A eficiência tem lugar na lógica processual, mas ele é delimitado: serve à otimização de processos, com o emprego de novas tecnologias de comunicação, apreensão, transmissão e armazenamento de dados. Elas contribuem para uma distribuição mais eficiente dos recursos materiais e humanos da administração, facilitando a apreensão de provas digitais e incrementando a acessibilidade dos procedimentos. Mas, especialmente em processos sancionadores, a eficiência viabilizada pela inovação precisa operar a favor — e não contra — garantias fundamentais.
[1] Há outros problemas na Proposta, tais como a disciplina dos acordos consensuais. Para não cansarmos o leitor, serão deixados para uma oportunidade futura.
[2] Marie-Louise Loyen vs. France, Strasbourg, 5 de julho de 2005. Corte Europeia de Direitos Humanos. A mesma orientação foi adotada em Procola vs. Luxemburgo. Strasbourg, 28 de setembro de 1995; e Kleyn vs. The Netherlands, Strasbourg, 6 de maio de 2003. Neste último caso, a Corte reconheceu a impossibilidade de a autoridade julgadora atuar também como conselheira do Estado nas atribuições da agência ou órgão em questão.
[3] “(…) esse requisito de neutralidade em processos decisórios contenciosos (“adjudicative proceedings”) deixa a salvo as duas preocupações centrais do devido processo legal processual: a prevenção da privação de direitos dos particulares que se apresentem injustificadas ou equivocadas; e a promoção da participação e do diálogo” Marshall vs. Jerico Inc (446, U.S., 238; 1980). No mesmo sentido: Boutz vs. Economou (438, U.S. 478; 1978).
[4] AMAN JR., Alfred C.; MAYTON, William T. Administrative Law. St. Paul: West Group, 2001, p. 248.
[5] Na França, ver as decisões do Conselho de Estado narradas em PLANTEY, Alain. BERNARD, François-Charles. La Preuve Devant Le Juge Administratif. Paris: Economica, 2003, p. 92. Na Espanha, PÉREZ, Jesús Gonzáles. Justicia Administrativa. Madrid: Civitas, 1999, p. 158 e seguintes. Na Itália, Conselho de Estado: Cons. St., IV 24.2.1981 n. 191. Nos EUA, desde a reforma do Administrative Procedure Act. Quando a ação administrativa é intentada ex officio pela agência, por exemplo, em processos restritivos de direitos, a ela incumbe o ônus da prova, com base na regra geral do interesse (APA, 556-d).

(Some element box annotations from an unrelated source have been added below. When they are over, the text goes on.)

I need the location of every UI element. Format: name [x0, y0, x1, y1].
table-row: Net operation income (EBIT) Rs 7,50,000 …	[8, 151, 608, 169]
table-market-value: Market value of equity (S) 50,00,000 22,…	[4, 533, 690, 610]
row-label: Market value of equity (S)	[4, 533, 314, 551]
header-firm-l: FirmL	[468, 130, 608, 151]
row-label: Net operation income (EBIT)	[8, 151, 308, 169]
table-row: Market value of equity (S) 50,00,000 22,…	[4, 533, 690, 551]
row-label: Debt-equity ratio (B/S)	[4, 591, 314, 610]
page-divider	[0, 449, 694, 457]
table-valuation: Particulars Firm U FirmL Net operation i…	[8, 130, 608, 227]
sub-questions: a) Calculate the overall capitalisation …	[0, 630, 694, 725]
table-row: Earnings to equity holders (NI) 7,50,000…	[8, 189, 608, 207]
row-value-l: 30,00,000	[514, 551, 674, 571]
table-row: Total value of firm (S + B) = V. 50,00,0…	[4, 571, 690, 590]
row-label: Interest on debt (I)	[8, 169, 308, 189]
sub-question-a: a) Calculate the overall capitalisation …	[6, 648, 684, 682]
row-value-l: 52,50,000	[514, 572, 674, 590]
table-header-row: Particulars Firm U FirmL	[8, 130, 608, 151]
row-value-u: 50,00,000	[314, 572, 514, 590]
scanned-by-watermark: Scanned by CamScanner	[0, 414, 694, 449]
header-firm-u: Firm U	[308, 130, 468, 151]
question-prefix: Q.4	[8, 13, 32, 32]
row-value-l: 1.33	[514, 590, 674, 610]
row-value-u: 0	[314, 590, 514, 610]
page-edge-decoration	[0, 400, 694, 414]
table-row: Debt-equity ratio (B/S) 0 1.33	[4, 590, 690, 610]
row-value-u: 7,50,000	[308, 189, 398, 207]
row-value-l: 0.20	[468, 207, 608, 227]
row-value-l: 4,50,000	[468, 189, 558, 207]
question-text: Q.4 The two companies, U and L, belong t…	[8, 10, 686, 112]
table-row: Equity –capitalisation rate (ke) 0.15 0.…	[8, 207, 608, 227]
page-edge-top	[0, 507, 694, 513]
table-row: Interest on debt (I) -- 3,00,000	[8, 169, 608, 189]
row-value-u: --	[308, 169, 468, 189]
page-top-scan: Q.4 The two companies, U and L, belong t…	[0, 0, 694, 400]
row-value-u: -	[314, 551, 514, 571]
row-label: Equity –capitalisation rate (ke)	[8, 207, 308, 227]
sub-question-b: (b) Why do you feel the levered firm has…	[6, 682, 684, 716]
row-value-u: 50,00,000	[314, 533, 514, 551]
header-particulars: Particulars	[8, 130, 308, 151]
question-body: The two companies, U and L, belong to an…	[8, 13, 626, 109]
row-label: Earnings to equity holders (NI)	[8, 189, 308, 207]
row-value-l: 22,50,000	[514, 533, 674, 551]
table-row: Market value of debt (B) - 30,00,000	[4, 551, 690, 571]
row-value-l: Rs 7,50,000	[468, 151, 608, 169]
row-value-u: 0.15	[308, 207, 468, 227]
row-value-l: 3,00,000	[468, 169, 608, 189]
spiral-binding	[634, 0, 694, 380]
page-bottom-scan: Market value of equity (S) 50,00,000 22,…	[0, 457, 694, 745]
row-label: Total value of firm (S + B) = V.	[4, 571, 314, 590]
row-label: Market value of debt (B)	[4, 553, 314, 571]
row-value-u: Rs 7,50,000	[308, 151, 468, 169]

[6] Já tratamos do tema em Processo Administrativo e Democracia: uma reavaliação da presunção de veracidade. Fórum: Belo Horizonte, 2007 e, juntamente com outros aspectos da justiça administrativa, Autoritarismo e Estado no Brasil: tradição, transição e processo. FGV: Rio de Janeiro, 2016.
[7] SCHMITTER, Philippe C. e KARL, Terry Lynn. What Democracy is… and is Not. Journal of
Democracy, Volume 2, Number 3, Summer 1991, p. 75-88.